Decontestualizzare la frase originale, recitarla come se il significato fosse aizzare alla violenza, addirittura, ed è una cosa che evidentemente hai scelto tu, far dire a Kirk “bravissimo” a chi bruciasse bandiere delle comunità LGBT o nera, non ti sembra, caro Massini, che sia spingere a odiare?
Vuoi ancora un altro esempio. Guarda, brevemente: ti faccio una serie esempi. Hai fatto dire alla tua brutta copia di Kirk, è il caso di descriverla così, che “la Chiesa dovrebbe essere tutt’uno con lo Stato”, mentre lui non hai mai auspicato una teocrazia. Gli hai messo in bocca espressioni come “lesbica di merda”, ovviamente da lui mai pronunciate. O ancora, gli hai fatto cinicamente affermare che se sua figlia rimanesse incinta dopo uno stupro le imporrebbe di tenere il figlio perché è “legge di Dio”. Mentre Kirk ad esempio sosteneva che il male non possa mai essere sanato con altro male, nella sua visione cristiana l’aborto, ma solo con il bene. E che in una situazione tragica come quella, per lui il bene sarebbe scegliere di tenere il bambino, che non avrebbe colpa del male subito dalla figlia.

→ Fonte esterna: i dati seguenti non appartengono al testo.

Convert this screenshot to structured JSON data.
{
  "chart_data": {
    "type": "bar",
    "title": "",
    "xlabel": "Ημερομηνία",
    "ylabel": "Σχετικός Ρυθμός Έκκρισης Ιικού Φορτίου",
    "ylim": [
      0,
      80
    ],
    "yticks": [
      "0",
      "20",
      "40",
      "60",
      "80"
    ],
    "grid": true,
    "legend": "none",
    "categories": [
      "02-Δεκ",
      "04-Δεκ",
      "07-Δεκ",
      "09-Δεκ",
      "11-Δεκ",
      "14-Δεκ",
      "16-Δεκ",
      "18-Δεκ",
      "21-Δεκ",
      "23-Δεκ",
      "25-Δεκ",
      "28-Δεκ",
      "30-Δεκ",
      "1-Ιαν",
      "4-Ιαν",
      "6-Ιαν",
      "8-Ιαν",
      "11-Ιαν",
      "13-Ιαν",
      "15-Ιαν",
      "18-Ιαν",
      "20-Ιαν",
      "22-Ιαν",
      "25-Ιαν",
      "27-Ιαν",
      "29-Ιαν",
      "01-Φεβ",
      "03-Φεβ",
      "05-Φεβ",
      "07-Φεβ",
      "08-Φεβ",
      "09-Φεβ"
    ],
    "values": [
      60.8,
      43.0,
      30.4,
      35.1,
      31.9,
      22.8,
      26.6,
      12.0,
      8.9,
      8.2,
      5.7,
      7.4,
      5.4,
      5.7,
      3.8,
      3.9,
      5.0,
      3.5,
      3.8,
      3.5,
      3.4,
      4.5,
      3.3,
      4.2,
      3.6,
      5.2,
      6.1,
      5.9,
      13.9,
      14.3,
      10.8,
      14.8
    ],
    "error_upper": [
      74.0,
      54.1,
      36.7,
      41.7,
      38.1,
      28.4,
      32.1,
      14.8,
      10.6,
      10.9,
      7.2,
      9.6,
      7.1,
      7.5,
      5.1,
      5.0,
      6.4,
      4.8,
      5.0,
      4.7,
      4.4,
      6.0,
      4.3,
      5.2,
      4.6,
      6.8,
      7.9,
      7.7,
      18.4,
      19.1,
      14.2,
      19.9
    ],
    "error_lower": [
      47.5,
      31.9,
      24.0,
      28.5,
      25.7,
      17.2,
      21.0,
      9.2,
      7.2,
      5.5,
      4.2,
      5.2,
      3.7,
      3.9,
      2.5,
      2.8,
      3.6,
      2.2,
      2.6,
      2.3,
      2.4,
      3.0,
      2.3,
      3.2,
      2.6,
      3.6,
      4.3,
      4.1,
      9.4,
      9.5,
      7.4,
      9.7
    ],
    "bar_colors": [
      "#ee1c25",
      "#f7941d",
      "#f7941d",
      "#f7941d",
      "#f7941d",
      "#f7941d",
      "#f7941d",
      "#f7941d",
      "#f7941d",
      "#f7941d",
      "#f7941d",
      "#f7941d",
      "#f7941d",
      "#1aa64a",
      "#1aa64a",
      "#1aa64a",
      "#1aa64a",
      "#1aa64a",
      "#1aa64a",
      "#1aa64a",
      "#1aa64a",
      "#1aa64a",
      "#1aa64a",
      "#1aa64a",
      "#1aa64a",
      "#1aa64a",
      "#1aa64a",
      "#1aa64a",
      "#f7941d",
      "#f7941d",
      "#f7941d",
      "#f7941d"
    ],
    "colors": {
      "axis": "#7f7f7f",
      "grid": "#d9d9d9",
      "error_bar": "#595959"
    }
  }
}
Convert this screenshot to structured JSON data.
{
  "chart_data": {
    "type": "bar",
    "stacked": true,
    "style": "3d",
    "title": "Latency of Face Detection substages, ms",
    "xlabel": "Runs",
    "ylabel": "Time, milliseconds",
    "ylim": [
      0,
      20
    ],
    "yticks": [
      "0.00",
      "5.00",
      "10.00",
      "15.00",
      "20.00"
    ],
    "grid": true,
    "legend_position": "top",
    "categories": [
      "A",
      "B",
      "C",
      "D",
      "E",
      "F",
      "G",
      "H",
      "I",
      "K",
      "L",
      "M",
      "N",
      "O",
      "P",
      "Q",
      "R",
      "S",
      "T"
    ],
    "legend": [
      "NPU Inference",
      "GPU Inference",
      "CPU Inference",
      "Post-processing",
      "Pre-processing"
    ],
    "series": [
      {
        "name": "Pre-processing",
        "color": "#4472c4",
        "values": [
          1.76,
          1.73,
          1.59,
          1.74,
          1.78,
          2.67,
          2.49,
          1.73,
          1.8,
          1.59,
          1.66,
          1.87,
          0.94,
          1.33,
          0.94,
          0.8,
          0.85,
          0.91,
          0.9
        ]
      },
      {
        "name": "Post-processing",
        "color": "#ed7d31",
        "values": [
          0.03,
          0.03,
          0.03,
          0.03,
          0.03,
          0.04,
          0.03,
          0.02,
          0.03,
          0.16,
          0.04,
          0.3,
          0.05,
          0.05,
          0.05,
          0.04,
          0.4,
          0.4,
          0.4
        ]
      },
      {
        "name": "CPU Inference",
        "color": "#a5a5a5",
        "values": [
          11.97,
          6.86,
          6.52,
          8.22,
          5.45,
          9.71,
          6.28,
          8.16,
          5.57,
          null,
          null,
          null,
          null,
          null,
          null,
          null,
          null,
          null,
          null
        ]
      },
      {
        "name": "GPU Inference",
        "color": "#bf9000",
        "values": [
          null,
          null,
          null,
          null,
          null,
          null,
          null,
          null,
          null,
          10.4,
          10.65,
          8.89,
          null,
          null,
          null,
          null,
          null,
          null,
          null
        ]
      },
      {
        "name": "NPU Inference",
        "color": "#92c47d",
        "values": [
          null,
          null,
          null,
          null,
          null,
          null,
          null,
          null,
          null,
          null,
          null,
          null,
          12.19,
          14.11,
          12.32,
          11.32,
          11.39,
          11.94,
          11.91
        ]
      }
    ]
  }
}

Tutte queste tue semplificazioni e rimasticature. Queste tue aggiunte arbitrarie, volgarizzanti, abbruttenti, caro Massini, non ti sembra siano spingere a odiare?
Vedo che gli occhi ti stanno diventando come quelli nel monologo. Mi dici di farti un ultimo esempio. Va bene, va bene. Se non ti alteri ti faccio quest’ultimo esempio.
L’alterazione peggiore che hai fatto a Kirk nel tuo monologo, non è stata nemmeno nelle sue parole ma direttamente nella sua “anima”. Non solo infatti hai citato frasi decontestualizzate o false, ma le hai interpretate con aggressività inquietante. Un’aggressività che non ti appartiene, credo, che non apparteneva a Kirk come persona, e che non avevano le sue parole: né quelle vere né quelle false. Restituire a chi ti ascoltava una versione di Kirk così deumanizzata, incattivita, folle, attraverso un programma, Piazza Pulita, che dovrebbe fare informazione, caro Massini, non ti sembra sia spingere a odiare?
Per chiudere il sipario, ti suggerisco adesso, dopo questa analisi, di provare a rileggere la cornice giornalistica con cui il tuo monologo è stato presentato sul sito di La7 ai lettori. Ma anche a quelli di Repubblica, o di La Stampa ad esempio. “Agghiaccianti affermazioni” di Kirk si legge. Oppure “campionario di razzismo”, “culto della violenza”. Ma da nessuna delle frasi da te interpretate, a maggior ragione una volta verificate, emerge qualcosa di simile. Perché quindi utilizzare simili espressioni, tanto forti quanto lontane dai fatti? Non ti sembra, caro Massini, che tutto questo sia stato esattamente spingere a odiare?